Formula $(1.13)$ is what we get by comparison of the coefficients at the term $x^{n-1}$, i.e. the second term of the two polynomial expressions after we multiplied it out.
Formula $(1.14)$ is what we get by comparison of the coefficients at the term $x^{n-2}$, i.e. the third term of the two polynomial expressions after we multiplied it out.

What might be a bit confusing is the second line of our polynomial expressions. It reads
$$
f(x) = a_n\cdot (x-\alpha_1)^{m_1} \cdot \ldots \cdot (x-\alpha_r)^{m_r}
$$
This is because until now we haven't considered, that some of the $\alpha_i$ might occur multiple times. So as sets we have $\{\,\alpha_1,\ldots,\alpha_n\,\}=\{\,\alpha_1,\ldots,\alpha_r\,\}$, that is we have only $r$ distinct roots. Each of the $\alpha_i$ occurs $m_i$ times. So the second row in your copy is simply achieved by gathering all identical $\alpha_i$. At the end we get $n=m_1+\ldots +m_r$ and the $\{\,\alpha_1,\ldots,\alpha_r\,\}$ are pairwise distinct, whereas the $\{\,\alpha_1,\ldots,\alpha_n\,\}$ are not.

 

[Rishabh Narula]

The book is a bit sloppy as it doesn't explain the roots very well, at least on what you copied. I assume it is done beforehand.

We start with $f(x)=a_nx^n+a_{n-1}x^{n-1}+\ldots +a_1x+a_0$.
$f(x)$ has at most $n$ zeros $\alpha_1,\ldots ,\alpha_n$, that is $f(\alpha_i)=0$.

Now by the Euclidean algorithm (division with remainder) we can see that $(x-\alpha_i)$ divides $f(x)$.
If we then multiply all terms $(x-\alpha_i)$ we get a polynomial of degree $n$ which divides $f(x)$.
Because they have the same degree, they can only differ by a constant factor. This factor has to be $a_n$, because we have
\begin{align*}
f(x)&=a_nx^n+a_{n-1}x^{n-1}+\ldots +a_1x+a_0\\ &=a_n\cdot \left( x^n+\dfrac{a_{n-1}}{a_n}x^{n-1}+\ldots +\dfrac{a_1}{a_n}x+\dfrac{a_0}{a_n} \right) \\ &= a_n \cdot (x-\alpha_1)\cdot \ldots \cdot (x-\alpha_n)
\end{align*}
Formula $(1.12)$ is what we get by comparison of the coefficients at the term $x^0=1$, i.e. the absolute term of the two polynomial expressions after we multiplied it out.
Formula $(1.13)$ is what we get by comparison of the coefficients at the term $x^{n-1}$, i.e. the second term of the two polynomial expressions after we multiplied it out.
Formula $(1.14)$ is what we get by comparison of the coefficients at the term $x^{n-2}$, i.e. the third term of the two polynomial expressions after we multiplied it out.

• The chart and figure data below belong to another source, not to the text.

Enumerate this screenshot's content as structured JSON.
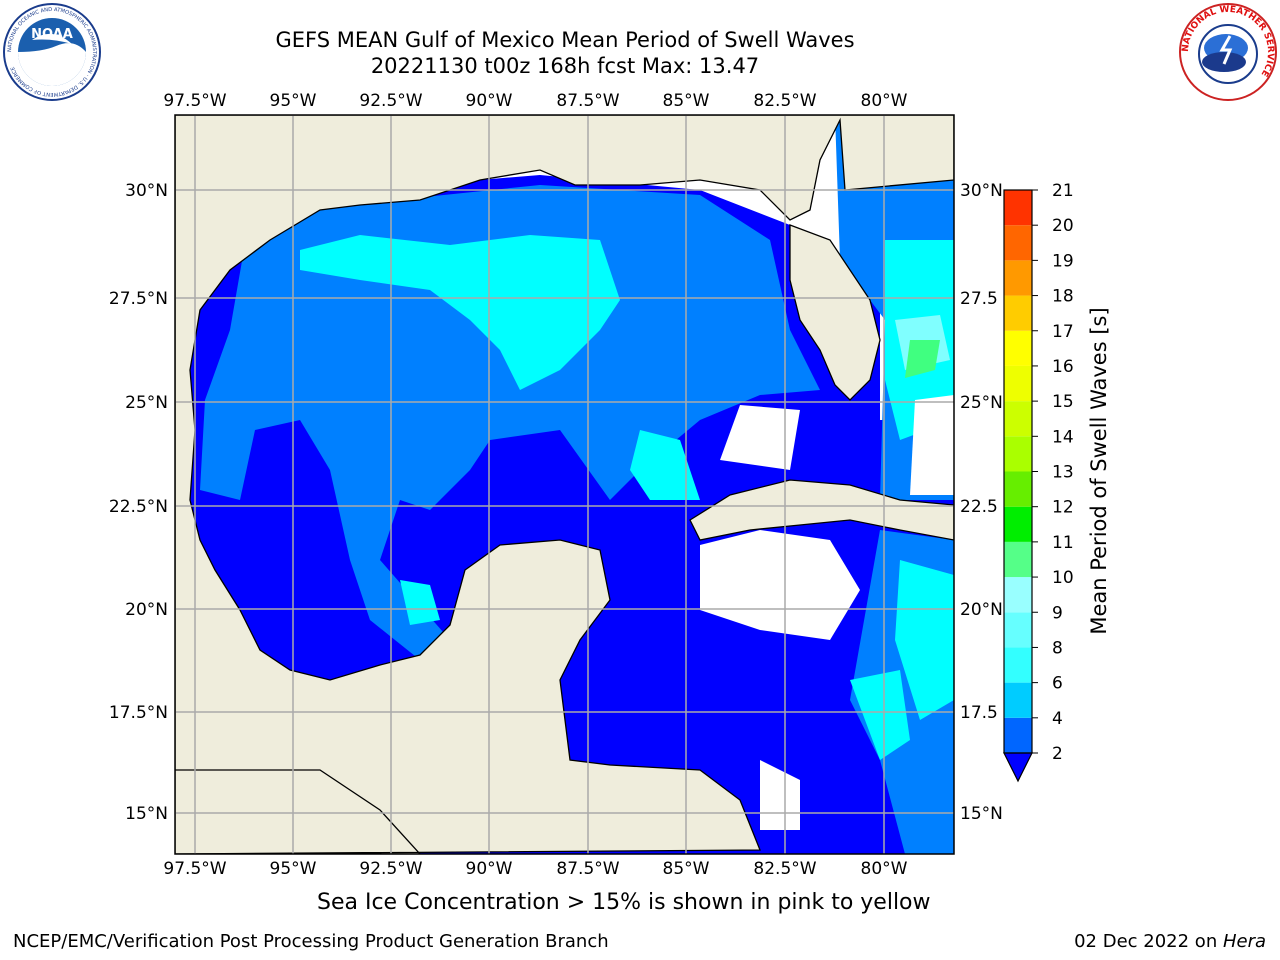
{
  "header": {
    "title_line1": "GEFS MEAN Gulf of Mexico Mean Period of Swell Waves",
    "title_line2": "20221130 t00z 168h fcst   Max: 13.47"
  },
  "map": {
    "lon_labels": [
      "97.5°W",
      "95°W",
      "92.5°W",
      "90°W",
      "87.5°W",
      "85°W",
      "82.5°W",
      "80°W"
    ],
    "lat_labels_left": [
      "30°N",
      "27.5°N",
      "25°N",
      "22.5°N",
      "20°N",
      "17.5°N",
      "15°N"
    ],
    "lat_labels_right": [
      "30°N",
      "27.5",
      "25°N",
      "22.5",
      "20°N",
      "17.5",
      "15°N"
    ],
    "land_color": "#efeddc",
    "ocean_fill_colors": [
      "#0000ff",
      "#0080ff",
      "#00ffff",
      "#80ffff",
      "#40ff80",
      "#00e000",
      "#80ff00",
      "#c0ff00"
    ]
  },
  "colorbar": {
    "label": "Mean Period of Swell Waves [s]",
    "ticks": [
      "2",
      "4",
      "6",
      "8",
      "9",
      "10",
      "11",
      "12",
      "13",
      "14",
      "15",
      "16",
      "17",
      "18",
      "19",
      "20",
      "21"
    ],
    "colors": [
      "#0066ff",
      "#00ccff",
      "#33ffff",
      "#66ffff",
      "#99ffff",
      "#55ff88",
      "#00ee00",
      "#66ee00",
      "#aaff00",
      "#ccff00",
      "#eeff00",
      "#ffff00",
      "#ffcc00",
      "#ff9900",
      "#ff6600",
      "#ff3300"
    ],
    "extend_color": "#0000ff"
  },
  "footer": {
    "note": "Sea Ice Concentration > 15% is shown in pink to yellow",
    "credit": "NCEP/EMC/Verification Post Processing Product Generation Branch",
    "date": "02 Dec 2022 on ",
    "machine": "Hera"
  },
  "logos": {
    "noaa_text": "NOAA",
    "noaa_ring": "NATIONAL OCEANIC AND ATMOSPHERIC ADMINISTRATION · U.S. DEPARTMENT OF COMMERCE",
    "nws_ring": "NATIONAL WEATHER SERVICE"
  }
}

What might be a bit confusing is the second line of our polynomial expressions. It reads
$$
f(x) = a_n\cdot (x-\alpha_1)^{m_1} \cdot \ldots \cdot (x-\alpha_r)^{m_r}
$$
This is because until now we haven't considered, that some of the $\alpha_i$ might occur multiple times. So as sets we have $\{\,\alpha_1,\ldots,\alpha_n\,\}=\{\,\alpha_1,\ldots,\alpha_r\,\}$, that is we have only $r$ distinct roots. Each of the $\alpha_i$ occurs $m_i$ times. So the second row in your copy is simply achieved by gathering all identical $\alpha_i$. At the end we get $n=m_1+\ldots +m_r$ and the $\{\,\alpha_1,\ldots,\alpha_r\,\}$ are pairwise distinct, whereas the $\{\,\alpha_1,\ldots,\alpha_n\,\}$ are not.

okay.thanks.i also tried expanding the formulas for n=2 and 3 and on comparing could see why the identities are true..thanks for explaing though.helpful.